Frequently Asked Questions

What is the IUPAC name of 1-[(E)-3-methylhex-4-en-2-yl]-2,4-dinitrobenzene?
The IUPAC name of 1-[(E)-3-methylhex-4-en-2-yl]-2,4-dinitrobenzene (CID 101449692) is 1-[(E)-3-methylhex-4-en-2-yl]-2,4-dinitrobenzene.
What is the SMILES notation for 1-[(E)-3-methylhex-4-en-2-yl]-2,4-dinitrobenzene?
The canonical SMILES for 1-[(E)-3-methylhex-4-en-2-yl]-2,4-dinitrobenzene is C/C=C/C(C)C(C)c1ccc([N+](=O)[O-])cc1[N+](=O)[O-].
What is the InChIKey of 1-[(E)-3-methylhex-4-en-2-yl]-2,4-dinitrobenzene?
The InChIKey is MUSQADOAJOAXPW-SNAWJCMRSA-N. The full InChI is InChI=1S/C13H16N2O4/c1-4-5-9(2)10(3)12-7-6-11(14(16)17)8-13(12)15(18)19/h4-10H,1-3H3/b5-4+.
What are the key properties of 1-[(E)-3-methylhex-4-en-2-yl]-2,4-dinitrobenzene?
1-[(E)-3-methylhex-4-en-2-yl]-2,4-dinitrobenzene has a molecular weight of 264.28 g/mol, XLogP of 3.82, 5 rotatable bonds, 0 hydrogen bond donors, and 4 hydrogen bond acceptors.

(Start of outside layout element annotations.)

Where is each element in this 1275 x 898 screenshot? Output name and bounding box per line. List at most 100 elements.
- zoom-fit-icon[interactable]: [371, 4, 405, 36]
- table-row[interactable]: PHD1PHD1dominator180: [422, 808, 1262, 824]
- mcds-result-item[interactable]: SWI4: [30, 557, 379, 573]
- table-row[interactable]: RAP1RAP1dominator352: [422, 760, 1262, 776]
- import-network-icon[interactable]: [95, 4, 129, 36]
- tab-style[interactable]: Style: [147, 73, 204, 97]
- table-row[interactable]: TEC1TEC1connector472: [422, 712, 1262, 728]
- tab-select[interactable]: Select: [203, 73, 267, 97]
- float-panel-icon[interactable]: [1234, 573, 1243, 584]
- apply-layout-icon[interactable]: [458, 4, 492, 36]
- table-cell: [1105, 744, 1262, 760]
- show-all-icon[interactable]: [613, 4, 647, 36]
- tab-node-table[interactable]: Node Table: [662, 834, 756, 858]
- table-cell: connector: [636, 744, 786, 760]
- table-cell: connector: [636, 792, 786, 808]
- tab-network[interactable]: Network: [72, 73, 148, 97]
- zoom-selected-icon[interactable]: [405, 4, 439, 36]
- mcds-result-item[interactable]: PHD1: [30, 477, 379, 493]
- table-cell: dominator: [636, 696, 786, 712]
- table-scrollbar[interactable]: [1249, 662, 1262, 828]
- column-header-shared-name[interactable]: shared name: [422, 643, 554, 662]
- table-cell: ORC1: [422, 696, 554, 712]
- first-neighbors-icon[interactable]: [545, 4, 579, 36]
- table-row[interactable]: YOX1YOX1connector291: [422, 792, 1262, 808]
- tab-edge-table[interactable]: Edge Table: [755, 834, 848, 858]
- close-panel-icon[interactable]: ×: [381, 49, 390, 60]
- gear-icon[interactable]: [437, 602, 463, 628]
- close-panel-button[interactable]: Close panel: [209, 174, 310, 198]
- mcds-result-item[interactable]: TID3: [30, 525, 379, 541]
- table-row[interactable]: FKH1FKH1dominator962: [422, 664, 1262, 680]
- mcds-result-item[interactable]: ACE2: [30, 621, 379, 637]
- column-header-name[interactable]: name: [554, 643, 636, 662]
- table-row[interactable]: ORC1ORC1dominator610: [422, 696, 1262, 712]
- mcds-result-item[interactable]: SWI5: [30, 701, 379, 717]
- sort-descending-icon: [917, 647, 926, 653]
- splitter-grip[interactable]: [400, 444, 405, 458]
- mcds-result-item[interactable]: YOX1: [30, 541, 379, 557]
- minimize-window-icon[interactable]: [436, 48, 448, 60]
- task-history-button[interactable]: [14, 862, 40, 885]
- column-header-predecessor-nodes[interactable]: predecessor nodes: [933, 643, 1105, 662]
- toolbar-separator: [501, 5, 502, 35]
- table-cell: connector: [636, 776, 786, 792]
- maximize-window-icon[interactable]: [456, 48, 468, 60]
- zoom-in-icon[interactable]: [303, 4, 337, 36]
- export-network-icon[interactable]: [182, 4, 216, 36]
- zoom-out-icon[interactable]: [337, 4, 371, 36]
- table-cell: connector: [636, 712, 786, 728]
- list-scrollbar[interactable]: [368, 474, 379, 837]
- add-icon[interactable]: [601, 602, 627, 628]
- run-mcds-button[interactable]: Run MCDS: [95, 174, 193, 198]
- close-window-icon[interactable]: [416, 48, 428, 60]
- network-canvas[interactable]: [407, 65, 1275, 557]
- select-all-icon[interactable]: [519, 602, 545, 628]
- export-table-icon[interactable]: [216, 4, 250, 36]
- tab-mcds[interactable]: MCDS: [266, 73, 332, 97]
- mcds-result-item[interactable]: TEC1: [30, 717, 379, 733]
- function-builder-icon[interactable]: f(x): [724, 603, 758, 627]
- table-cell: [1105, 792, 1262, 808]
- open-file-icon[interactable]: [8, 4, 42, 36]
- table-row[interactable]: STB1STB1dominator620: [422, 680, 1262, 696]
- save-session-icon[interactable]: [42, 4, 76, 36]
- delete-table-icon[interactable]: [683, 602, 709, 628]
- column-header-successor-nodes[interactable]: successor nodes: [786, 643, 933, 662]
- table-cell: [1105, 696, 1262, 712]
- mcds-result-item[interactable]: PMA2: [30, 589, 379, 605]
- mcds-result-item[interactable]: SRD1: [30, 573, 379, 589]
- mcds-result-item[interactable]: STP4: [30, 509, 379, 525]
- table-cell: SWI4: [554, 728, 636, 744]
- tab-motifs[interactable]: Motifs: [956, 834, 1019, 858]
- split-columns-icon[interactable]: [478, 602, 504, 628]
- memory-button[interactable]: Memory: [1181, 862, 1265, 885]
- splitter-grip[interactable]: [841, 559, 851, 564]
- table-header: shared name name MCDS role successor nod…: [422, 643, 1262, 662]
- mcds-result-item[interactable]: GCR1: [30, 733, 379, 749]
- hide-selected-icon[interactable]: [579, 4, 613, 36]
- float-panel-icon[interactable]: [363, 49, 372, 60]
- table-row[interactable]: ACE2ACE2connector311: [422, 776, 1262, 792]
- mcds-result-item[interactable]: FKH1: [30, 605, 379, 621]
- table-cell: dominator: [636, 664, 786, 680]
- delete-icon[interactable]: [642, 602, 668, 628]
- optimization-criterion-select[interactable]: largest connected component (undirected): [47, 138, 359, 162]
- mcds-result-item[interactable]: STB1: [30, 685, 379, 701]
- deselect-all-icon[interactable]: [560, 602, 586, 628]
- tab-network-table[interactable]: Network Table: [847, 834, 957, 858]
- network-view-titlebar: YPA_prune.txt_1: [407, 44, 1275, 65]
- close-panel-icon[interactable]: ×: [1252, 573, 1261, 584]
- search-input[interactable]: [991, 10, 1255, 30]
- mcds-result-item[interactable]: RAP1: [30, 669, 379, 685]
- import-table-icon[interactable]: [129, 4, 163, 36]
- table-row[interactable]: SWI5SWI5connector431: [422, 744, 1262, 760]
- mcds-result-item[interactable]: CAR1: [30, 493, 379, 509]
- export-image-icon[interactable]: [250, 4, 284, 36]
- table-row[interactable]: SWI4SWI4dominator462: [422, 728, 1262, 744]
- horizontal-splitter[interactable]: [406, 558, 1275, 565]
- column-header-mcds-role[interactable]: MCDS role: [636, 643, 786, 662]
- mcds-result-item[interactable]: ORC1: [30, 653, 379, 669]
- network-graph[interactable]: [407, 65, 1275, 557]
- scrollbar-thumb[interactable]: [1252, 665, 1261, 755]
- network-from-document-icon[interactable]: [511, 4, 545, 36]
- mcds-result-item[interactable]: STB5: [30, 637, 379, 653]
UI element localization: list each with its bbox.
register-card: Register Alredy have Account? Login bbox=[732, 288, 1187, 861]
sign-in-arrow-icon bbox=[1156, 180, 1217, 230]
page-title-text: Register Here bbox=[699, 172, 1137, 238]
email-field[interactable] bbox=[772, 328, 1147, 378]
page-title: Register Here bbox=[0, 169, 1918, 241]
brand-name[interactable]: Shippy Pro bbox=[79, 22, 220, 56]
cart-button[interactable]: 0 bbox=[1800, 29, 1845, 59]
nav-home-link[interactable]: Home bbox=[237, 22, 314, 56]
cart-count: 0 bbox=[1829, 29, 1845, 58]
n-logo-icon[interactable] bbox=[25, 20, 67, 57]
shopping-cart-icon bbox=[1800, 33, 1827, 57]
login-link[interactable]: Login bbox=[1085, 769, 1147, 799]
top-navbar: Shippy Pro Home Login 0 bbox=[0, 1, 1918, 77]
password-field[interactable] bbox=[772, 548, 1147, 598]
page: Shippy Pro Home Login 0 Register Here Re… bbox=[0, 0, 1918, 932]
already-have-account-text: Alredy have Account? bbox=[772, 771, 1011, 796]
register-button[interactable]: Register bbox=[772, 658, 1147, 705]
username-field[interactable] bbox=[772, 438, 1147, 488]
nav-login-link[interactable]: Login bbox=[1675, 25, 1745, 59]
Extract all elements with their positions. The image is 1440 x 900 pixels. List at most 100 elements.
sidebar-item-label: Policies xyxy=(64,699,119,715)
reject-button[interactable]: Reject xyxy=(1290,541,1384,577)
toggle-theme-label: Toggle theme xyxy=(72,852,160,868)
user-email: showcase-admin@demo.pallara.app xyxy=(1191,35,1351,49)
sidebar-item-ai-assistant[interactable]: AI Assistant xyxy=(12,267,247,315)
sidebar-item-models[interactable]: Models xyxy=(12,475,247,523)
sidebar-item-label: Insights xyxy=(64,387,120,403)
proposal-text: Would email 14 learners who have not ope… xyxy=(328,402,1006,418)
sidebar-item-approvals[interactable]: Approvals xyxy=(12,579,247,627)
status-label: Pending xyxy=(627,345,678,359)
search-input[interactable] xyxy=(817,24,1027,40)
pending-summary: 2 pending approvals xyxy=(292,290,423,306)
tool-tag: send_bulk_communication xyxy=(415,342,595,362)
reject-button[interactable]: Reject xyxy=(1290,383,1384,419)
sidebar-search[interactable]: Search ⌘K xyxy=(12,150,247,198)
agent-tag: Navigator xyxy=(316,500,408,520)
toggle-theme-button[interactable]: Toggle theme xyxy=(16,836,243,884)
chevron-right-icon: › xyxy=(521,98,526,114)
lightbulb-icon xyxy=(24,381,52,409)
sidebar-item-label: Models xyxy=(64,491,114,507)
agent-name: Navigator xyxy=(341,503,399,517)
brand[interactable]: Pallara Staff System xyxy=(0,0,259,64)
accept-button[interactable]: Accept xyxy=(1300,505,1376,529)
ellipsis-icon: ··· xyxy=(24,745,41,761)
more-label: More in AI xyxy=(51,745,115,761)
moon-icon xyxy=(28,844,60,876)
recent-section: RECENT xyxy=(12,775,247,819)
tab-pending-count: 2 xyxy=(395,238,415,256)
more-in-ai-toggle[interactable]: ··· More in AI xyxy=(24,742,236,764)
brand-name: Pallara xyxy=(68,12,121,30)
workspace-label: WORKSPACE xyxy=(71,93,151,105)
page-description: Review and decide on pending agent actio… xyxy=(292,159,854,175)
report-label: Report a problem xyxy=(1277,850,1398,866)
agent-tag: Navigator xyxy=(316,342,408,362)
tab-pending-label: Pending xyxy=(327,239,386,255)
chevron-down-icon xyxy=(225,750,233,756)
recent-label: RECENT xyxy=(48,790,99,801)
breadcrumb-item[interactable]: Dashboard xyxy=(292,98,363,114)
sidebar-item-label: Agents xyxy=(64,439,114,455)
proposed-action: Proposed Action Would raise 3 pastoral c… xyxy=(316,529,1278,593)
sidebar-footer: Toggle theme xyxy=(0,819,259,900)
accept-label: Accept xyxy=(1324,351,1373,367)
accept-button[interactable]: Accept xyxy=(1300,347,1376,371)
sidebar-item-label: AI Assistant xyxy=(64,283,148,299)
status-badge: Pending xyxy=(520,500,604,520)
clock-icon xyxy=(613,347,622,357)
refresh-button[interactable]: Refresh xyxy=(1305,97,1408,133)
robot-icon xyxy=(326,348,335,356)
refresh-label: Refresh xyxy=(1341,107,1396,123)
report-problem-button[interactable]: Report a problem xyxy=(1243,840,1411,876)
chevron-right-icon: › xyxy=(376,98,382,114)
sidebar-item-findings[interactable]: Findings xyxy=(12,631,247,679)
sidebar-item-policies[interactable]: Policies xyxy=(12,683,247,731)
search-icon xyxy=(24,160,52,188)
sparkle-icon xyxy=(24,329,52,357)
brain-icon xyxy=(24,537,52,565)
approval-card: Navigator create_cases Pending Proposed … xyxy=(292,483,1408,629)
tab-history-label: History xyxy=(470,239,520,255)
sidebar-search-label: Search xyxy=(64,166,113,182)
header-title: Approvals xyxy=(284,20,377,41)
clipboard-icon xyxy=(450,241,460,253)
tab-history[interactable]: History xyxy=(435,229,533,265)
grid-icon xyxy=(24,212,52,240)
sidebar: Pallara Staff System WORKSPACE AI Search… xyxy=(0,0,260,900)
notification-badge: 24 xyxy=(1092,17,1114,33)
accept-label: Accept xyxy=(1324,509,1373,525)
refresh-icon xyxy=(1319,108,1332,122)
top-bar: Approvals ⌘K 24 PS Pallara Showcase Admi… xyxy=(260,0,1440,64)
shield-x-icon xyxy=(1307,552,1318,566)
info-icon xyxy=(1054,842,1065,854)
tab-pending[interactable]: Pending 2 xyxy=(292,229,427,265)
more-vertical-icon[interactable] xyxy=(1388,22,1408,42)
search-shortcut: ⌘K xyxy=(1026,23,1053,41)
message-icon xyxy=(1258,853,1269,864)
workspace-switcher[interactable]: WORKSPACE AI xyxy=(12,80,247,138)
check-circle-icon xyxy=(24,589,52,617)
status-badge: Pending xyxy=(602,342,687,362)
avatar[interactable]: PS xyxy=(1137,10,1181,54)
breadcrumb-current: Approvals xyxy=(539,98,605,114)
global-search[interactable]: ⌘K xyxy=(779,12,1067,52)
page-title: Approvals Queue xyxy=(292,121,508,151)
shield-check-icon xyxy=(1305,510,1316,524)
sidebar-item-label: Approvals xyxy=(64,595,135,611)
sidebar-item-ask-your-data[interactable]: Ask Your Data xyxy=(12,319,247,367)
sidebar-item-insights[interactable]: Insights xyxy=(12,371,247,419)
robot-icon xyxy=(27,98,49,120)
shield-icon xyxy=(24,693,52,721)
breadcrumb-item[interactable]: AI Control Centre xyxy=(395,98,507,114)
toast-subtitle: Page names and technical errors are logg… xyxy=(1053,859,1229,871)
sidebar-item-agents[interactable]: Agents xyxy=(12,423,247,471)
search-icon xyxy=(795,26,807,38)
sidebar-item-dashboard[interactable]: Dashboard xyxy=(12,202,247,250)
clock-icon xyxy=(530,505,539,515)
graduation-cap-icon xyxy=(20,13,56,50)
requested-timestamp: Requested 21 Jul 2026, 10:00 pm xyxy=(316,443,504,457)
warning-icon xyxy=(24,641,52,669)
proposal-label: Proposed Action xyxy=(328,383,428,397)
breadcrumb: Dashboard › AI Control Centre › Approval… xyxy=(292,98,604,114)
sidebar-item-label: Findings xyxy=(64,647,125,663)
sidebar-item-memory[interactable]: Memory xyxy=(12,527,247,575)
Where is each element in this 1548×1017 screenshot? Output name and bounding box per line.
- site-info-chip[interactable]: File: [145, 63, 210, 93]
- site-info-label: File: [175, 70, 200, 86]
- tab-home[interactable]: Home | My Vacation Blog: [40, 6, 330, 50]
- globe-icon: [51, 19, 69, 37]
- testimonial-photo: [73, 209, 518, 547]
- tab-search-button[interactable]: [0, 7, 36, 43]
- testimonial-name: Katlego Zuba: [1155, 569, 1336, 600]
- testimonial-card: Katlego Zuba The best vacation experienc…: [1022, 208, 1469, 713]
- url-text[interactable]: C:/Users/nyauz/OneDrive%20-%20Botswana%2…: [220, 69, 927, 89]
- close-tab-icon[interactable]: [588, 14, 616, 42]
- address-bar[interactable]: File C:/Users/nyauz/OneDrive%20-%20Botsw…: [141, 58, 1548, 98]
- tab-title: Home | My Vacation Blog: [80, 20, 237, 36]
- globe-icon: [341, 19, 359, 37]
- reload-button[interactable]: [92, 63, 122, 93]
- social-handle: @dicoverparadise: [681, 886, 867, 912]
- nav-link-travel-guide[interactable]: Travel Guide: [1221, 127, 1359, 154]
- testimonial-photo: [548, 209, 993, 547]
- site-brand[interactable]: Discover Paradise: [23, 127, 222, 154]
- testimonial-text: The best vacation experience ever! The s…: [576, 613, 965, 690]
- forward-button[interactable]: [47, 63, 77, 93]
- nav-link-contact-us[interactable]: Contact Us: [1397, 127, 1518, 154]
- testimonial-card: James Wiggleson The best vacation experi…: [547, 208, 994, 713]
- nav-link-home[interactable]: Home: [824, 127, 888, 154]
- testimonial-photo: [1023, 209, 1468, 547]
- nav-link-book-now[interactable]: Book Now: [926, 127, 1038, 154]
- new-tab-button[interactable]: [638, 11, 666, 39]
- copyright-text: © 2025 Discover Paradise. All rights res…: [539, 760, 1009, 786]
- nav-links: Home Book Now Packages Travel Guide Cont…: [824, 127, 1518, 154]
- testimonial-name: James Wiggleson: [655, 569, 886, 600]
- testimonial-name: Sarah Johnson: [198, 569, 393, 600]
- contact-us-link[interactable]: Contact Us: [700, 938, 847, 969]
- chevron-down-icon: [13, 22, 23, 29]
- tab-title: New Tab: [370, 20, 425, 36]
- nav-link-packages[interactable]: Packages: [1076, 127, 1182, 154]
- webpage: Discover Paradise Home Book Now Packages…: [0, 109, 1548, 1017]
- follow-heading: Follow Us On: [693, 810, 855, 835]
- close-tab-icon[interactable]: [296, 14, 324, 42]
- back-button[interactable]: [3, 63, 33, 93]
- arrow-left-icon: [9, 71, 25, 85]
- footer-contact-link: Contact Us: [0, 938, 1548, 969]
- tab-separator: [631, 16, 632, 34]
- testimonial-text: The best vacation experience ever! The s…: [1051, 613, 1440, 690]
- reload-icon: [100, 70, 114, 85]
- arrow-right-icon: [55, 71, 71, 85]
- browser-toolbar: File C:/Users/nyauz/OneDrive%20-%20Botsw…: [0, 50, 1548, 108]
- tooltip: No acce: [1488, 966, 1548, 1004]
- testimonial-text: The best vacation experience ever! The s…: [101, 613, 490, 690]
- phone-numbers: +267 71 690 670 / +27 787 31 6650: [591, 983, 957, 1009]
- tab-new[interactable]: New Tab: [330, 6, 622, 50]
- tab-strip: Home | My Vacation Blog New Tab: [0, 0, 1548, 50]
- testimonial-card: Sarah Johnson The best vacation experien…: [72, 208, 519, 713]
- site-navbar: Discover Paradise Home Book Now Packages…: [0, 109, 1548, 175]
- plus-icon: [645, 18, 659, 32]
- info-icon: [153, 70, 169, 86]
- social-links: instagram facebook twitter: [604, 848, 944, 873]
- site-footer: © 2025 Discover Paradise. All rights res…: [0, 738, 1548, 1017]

Where does this data come from?
All data for 1-[(E)-3-methylhex-4-en-2-yl]-2,4-dinitrobenzene is sourced from PubChem (CID 101449692), the world's largest open chemistry database maintained by the National Library of Medicine (NIH).